Hampden Academy hopes to reach those students with its new Corral program, which would allow them to continue with remote learning and other activities tailored to their strengths and interests. While they would spend their time learning remotely outside of the classroom, they would also meet weekly with a teacher for one-on-one support, participate in a range of activities such as field trips with other program participants and have the chance to complete internships and job shadows.
The program addresses one challenge schools in Maine and nationwide have encountered as they’ve resumed fully in-person operations this school year.
The Corral program launches this fall with the help of a $100,000 award from the Maine Department of Education through the state agency’s Rethinking Responsive Education Ventures project. That statewide project is funded by the U.S. Department of Education, which awarded Maine a grant of almost $17 million.
Principal Bill Tracy, English teacher Kristin Leithiser and RSU 22 curriculum coordinator Mary Giard are spearheading the pilot program at Hampden Academy after attending training at the University of Maine’s Foster Center for Innovation. They modeled the program after similar ones in Brewer and RSU 25 in Bucksport.
“We recognize that students have struggled in a variety of ways,” Tracy said.
Students who succeeded with remote learning have felt disconnected from their peers, and they have struggled with adhering to classroom rules and schedules after returning to school.
The Corral program would provide flexibility in offering students both in-person and online learning options, along with one-on-one support, Tracy said.
He anticipates that 12 to 15 students will participate. The program will admit applicants who have demonstrated a degree of self-motivation and can be trusted to direct their own studies.
“They have to have the desire, to want to be a self-propelling unit, and to be independent,” Tracy said.
The ideal participant would be someone “who’s got that energy to say, ‘I don’t know what I want to do yet, but I want to do something, and I need to figure out what interests me, whether it’s work or military or school,’” Giard said.
Students would have the opportunity to engage in adult education classes, work opportunities such as internships and team-building exercises like monthly field trips, Leithiser said.
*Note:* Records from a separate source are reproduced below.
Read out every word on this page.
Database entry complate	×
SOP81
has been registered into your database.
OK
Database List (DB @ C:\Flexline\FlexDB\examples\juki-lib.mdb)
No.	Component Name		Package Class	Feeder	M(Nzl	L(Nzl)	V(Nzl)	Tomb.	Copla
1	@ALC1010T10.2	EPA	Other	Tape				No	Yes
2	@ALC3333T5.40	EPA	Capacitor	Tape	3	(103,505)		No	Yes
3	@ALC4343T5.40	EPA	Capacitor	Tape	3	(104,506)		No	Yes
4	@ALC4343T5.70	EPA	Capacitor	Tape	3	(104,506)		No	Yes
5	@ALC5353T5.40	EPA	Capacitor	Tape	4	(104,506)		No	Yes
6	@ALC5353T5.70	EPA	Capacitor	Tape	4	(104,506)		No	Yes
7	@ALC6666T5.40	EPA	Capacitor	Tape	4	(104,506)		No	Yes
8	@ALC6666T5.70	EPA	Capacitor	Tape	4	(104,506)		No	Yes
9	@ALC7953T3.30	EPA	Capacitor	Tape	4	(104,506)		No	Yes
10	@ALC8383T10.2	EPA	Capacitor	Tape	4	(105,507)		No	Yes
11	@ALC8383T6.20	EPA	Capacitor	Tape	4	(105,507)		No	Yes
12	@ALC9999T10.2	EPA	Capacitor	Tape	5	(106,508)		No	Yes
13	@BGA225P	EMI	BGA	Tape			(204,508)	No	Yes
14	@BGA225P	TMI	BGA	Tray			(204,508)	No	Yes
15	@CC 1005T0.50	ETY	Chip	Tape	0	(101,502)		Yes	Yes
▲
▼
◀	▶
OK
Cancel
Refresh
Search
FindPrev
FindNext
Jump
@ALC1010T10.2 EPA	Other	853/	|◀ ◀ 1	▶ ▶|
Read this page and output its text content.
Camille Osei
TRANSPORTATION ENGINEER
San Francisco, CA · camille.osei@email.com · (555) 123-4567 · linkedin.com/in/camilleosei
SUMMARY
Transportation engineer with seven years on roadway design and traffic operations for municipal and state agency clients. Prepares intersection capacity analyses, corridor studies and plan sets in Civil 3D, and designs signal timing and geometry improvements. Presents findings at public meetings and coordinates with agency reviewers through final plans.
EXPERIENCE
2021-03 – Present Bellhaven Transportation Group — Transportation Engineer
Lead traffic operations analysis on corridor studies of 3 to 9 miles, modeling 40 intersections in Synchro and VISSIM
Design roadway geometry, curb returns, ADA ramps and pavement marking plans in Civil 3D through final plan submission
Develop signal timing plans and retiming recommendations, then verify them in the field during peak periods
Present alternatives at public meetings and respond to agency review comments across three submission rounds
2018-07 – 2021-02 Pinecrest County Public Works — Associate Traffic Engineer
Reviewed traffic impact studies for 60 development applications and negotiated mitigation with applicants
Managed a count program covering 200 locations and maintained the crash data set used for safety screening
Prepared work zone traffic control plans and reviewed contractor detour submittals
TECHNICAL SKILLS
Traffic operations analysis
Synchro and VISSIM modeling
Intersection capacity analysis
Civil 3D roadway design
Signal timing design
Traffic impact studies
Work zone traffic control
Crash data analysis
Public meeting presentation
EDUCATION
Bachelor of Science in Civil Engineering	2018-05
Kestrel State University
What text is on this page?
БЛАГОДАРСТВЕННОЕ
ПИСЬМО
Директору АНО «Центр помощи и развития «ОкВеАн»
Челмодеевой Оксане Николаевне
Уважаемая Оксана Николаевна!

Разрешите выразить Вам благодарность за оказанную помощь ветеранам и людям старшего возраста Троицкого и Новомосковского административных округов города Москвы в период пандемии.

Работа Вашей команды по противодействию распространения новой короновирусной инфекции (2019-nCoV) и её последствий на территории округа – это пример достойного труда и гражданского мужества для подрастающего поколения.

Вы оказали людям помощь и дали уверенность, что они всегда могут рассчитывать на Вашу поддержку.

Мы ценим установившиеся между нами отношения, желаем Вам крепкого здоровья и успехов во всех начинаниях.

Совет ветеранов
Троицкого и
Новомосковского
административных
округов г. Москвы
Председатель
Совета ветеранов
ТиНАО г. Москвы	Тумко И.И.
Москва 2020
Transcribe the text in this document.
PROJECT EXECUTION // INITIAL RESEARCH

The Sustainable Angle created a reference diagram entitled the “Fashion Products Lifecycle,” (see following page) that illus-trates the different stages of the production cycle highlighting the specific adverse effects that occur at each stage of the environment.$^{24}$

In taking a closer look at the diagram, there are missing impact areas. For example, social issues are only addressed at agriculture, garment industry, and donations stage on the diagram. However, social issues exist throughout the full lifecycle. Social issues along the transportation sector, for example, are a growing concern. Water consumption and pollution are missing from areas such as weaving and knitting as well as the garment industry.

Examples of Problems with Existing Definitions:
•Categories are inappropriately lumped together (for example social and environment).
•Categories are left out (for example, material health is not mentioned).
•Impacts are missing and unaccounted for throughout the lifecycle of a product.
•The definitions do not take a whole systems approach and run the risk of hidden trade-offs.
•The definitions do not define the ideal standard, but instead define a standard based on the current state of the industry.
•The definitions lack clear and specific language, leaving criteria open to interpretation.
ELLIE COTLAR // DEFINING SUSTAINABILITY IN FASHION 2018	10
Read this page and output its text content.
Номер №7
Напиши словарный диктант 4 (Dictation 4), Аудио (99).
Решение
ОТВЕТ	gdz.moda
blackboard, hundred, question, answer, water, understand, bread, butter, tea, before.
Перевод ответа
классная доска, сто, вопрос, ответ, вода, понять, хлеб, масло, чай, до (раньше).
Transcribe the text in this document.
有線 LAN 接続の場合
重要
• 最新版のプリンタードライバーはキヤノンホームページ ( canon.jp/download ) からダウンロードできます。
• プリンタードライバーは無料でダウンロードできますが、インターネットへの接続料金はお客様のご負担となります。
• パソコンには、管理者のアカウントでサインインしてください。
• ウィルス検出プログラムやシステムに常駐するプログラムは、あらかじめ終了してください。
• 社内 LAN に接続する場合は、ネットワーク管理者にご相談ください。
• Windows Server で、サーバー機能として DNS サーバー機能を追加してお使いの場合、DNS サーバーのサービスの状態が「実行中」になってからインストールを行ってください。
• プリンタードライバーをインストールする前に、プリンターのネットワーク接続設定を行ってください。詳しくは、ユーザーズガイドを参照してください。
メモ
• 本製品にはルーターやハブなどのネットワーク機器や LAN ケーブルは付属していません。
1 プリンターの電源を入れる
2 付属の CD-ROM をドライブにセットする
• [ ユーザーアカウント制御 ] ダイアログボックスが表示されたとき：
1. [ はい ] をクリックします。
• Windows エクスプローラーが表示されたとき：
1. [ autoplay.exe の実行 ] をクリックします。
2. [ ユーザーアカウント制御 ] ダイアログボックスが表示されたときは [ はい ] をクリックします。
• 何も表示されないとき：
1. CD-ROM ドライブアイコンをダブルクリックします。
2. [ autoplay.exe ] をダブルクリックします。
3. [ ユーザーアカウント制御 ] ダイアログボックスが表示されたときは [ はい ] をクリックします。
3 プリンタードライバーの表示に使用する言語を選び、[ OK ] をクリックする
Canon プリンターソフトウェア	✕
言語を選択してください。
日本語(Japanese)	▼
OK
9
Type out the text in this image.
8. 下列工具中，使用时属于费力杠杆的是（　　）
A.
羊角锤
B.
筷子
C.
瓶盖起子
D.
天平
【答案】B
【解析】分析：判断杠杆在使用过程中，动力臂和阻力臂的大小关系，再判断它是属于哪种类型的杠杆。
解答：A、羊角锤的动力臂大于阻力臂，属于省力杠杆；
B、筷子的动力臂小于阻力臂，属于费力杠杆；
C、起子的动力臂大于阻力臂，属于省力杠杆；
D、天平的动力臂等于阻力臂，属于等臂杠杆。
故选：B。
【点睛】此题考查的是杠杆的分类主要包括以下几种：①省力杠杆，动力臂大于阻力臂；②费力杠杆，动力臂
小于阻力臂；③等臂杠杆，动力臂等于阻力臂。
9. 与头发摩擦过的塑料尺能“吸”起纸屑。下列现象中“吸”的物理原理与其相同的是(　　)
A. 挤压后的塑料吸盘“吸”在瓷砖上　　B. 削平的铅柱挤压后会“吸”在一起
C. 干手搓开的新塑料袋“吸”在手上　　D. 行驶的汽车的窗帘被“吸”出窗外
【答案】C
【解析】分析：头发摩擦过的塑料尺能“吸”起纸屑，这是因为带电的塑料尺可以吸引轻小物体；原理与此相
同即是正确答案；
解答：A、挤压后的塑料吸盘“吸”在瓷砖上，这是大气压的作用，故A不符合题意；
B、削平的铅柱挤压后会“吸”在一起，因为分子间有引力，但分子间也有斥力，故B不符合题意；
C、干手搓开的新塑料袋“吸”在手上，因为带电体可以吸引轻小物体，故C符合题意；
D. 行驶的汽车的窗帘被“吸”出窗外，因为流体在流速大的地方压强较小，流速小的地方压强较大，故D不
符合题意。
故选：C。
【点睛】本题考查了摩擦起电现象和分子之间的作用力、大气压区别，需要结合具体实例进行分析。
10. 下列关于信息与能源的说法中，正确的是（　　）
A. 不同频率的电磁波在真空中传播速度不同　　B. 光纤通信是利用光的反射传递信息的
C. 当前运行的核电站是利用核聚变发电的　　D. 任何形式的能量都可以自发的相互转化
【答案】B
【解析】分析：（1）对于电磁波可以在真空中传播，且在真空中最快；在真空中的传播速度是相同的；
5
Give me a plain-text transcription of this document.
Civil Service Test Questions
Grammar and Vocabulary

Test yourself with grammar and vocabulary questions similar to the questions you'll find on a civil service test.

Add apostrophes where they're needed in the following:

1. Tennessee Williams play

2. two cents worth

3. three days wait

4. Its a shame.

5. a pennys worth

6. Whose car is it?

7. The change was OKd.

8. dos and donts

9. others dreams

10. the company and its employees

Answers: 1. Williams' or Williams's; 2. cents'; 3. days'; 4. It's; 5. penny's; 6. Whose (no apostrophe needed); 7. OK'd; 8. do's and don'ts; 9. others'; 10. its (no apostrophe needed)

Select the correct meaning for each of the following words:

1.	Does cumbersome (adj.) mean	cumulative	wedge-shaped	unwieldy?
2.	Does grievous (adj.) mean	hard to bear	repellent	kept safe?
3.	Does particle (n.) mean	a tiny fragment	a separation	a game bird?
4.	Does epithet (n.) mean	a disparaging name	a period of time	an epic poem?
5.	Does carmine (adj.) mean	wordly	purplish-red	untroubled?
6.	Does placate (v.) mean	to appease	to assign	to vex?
Hampden Academy plans to use the grant to hire a program coordinator, as well as to cover the costs of field trips and transporting students to internships and job-shadowing sessions. The coordinator will act as a kind of case manager to ensure that students are staying on track with their self-set goals and engaging with other program participants.
One of the most important points would be to ensure that Corral program students have a community even as they’re engaged in independent work, Giard said.
The grant runs through the 2022-23 school year.